A spatial preference query ranks objects based on the qualities of features in their spatial neighborhood. For example, using a real estate agency database of flats for lease, a customer may want to rank the flats with respect to the appropriateness of their location, defined after aggregating the qualities of other features (e.g.,restaurants, cafes, hospital, market, etc.) within their spatial neighborhood. Such neighborhood concept can be specified by the user via different functions. It can bean explicit circular region within a given distance from the flat. Another intuitive definition is to assign higher weights to the features based on their proximity to the flat. In this paper, we formally define spatial preference queries and propose appropriate indexing techniques and search algorithms for them. Extensive evaluation of our methods on both real and synthetic data reveals that an optimized branch-and-bound solution is efficient and robust with respect to different parameters.
To our knowledge, there is no existing efficient solution for processing the Top-k Spatial preference query. Object ranking is a popular retrieval task in various applications.
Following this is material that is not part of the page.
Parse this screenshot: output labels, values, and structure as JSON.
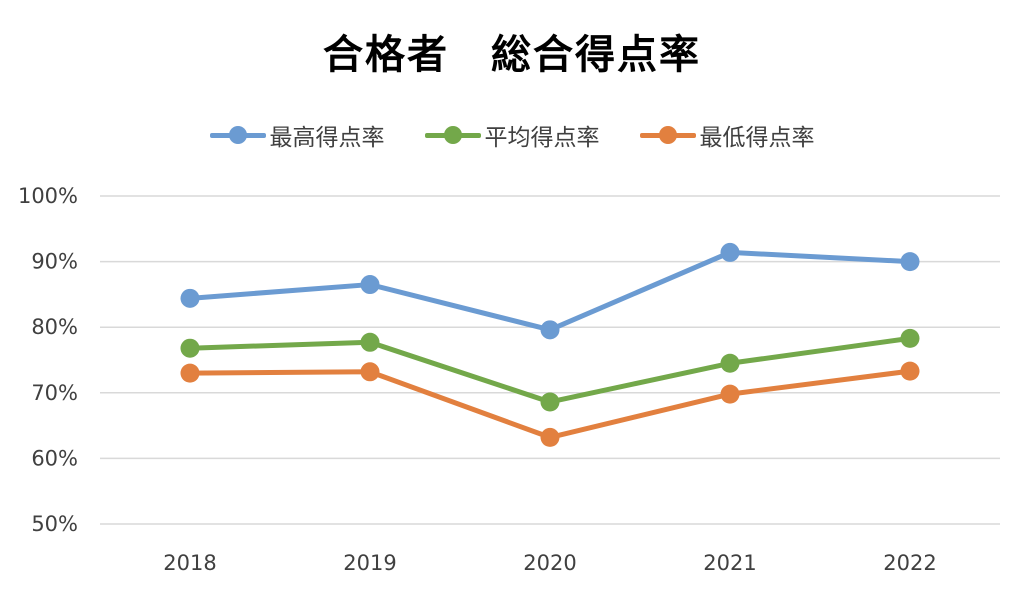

In relational databases, we rank tuples using an aggregate score function on their attribute values. For example, a real estate agency maintains a database that contains information of flats available for rent. A potential customer wishes to view the top-10 flats with the largest sizes and lowest prices. In this case,the score of each flat is expressed by the sum of two qualities: size and price, after normalization to the domain (e.g., 1 means the largest size and the lowest price). In spatial databases, ranking is often associated to nearest neighbor (NN) retrieval.Given a query location, we are interested in retrieving the set of nearest objects to it that qualify a condition (e.g., restaurants). Assuming that the set of interesting objects is indexed by an R-tree , we can apply distance bounds and traverse the index in a branch-and-bound fashion to obtain the answer.
We propose spatial ranking, which orders the objects according to their distance from a reference point, and non-spatial ranking, which orders the objects by an aggregate function on their non-spatial values. Our top- k spatial preference query integrates these two types of ranking in an intuitive way. As indicated by our examples, this new query has a wide range of applications in service recommendation and decision support systems. To our knowledge, there is no existing efficient solution for processing the top-k spatial preference query. A brute-force approach for evaluating it is to compute the scores of all objects in D and select the top-k ones. This method, however, is expected to be very expensive for large input data sets.